Some of the most disturbing grades came in improving airline safety. Despite much-publicized changes to boost airport security, efforts to improve airline screening to detect explosives got a C, screening of checked bags and cargo got a D, and improving airline passenger pre-screening got an F. It would be interesting to know what the critics thought about the presence and alertness of the air marshal who was quick to react this week when an airline passenger claimed to have a bomb.

The government also got a failing grade in dealing with communications issues that caused such problems as New York City police being unable to communicate directly with firefighters at the World Trade Center scene.

Perhaps the overriding problem for much of the Homeland Security program, however, has been the questionable allocation of more than $8 billion in federal funds. Although the 9-11 commission recommended that this assistance “be based strictly on an assessment of risks and vulnerabilities,” those who issued the recent report card say the nation has failed to deploy resources where the risk is greatest.

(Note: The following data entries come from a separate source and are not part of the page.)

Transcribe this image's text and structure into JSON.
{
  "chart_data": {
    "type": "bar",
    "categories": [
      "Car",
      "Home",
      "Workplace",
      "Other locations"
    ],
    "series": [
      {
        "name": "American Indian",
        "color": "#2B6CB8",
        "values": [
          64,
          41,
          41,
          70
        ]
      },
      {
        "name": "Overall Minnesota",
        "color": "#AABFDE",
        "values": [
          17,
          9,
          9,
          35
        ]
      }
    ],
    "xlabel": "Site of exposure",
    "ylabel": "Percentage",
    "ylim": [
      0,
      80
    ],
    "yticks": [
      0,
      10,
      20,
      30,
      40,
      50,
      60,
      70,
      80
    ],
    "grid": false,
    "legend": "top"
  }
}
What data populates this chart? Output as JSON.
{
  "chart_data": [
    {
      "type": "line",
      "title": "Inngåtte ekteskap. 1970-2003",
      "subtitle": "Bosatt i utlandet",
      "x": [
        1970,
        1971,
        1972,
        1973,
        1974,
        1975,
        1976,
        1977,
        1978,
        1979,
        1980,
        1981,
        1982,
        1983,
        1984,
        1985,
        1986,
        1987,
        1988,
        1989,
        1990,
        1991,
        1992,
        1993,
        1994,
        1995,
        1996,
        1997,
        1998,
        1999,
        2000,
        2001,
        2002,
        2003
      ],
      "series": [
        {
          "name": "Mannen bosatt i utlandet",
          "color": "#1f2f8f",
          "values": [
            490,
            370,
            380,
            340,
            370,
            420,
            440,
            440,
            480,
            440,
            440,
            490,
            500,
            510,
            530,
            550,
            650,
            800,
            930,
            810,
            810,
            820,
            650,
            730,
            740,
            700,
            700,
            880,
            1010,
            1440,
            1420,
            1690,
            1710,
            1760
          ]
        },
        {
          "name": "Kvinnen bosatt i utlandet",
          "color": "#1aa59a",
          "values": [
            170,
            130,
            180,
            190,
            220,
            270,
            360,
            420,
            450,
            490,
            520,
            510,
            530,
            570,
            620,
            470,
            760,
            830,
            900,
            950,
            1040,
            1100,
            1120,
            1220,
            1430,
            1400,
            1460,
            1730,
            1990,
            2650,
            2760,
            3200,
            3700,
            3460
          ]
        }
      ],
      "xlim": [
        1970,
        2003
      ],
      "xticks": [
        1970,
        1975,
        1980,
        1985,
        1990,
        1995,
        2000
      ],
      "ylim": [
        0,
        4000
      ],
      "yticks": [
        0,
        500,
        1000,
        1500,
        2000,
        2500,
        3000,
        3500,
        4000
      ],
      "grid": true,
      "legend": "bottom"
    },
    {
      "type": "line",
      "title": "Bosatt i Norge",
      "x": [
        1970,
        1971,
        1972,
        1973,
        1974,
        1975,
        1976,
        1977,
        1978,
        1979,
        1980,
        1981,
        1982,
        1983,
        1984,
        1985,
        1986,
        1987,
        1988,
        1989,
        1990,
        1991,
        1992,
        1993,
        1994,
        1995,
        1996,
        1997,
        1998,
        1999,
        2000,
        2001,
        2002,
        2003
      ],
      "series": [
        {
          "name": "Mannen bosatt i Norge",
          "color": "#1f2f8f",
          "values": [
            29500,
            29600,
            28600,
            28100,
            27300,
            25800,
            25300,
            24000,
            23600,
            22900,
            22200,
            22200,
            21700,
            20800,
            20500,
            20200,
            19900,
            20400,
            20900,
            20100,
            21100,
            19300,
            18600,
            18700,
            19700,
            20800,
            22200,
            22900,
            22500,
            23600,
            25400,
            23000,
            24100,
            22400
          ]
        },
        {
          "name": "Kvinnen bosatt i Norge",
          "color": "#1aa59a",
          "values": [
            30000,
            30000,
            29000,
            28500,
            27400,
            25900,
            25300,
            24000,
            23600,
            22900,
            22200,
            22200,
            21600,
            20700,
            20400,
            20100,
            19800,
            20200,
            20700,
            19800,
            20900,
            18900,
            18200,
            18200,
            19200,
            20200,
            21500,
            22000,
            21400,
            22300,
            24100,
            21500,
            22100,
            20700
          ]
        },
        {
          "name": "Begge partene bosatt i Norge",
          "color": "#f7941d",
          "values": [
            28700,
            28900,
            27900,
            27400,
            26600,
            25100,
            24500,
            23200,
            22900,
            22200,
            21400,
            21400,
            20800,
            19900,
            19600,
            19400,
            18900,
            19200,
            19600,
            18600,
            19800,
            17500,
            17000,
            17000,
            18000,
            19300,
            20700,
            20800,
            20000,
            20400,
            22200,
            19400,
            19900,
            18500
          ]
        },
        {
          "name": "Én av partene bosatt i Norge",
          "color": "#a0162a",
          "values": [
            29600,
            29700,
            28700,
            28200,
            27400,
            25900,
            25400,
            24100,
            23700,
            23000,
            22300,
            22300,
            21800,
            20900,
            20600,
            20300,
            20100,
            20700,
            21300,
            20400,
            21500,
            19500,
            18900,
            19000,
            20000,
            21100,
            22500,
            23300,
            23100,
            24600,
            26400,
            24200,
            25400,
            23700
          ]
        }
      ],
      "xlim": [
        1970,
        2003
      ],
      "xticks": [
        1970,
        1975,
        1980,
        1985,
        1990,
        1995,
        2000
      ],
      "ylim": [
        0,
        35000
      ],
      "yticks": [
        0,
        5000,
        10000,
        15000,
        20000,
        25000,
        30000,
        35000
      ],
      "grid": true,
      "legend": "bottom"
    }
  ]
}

The reviewers cited some examples of how Homeland Security money has been used: the district of Columbia bought leather jackets and sent sanitation workers to self-improvement seminars, Newark, N.J., bought air-conditioned garbage trucks, and Columbus, Ohio, bought body armor for fire department dogs.

Here in Douglas County $250,000 in Homeland Security funding was used to buy a mobile command vehicle for the Emergency Preparedness Department. Another $570,000 was used to purchase various equipment for fire and law enforcement and provide new security systems for water and electric utilities.

From that $570,000, $100,000 was used to buy a new generator for the Judicial and Law Enforcement Center, $55,000 was used to buy new air packs for rural firefighters, $15,000 bought new impact-resistant windows and doors for Baldwin’s police headquarters, and $42,000 went for a new X-ray machine that has sat unused at the judicial center for months while officials try to figure out how to provide staffing to operate it.

All of these expenditures provided benefits and strengthened various important city and county services, but are they high priority items when it comes to addressing the terrorist threat facing the U.S.? Could the funds have been spent more effectively? Probably, but it is easy to second-guess and find fault.

Congress has an opportunity to correct one deficiency when it reauthorizes the Patriot Act. That is to include in the act a formula to distribute responder grants based on risks and vulnerabilities – a measure Americans should vigorously support.

Money alone won’t make America safe from terrorists, but the nation should be sure it gets the most bang for its bucks by directing federal money to address the most urgent threats to the nation’s security.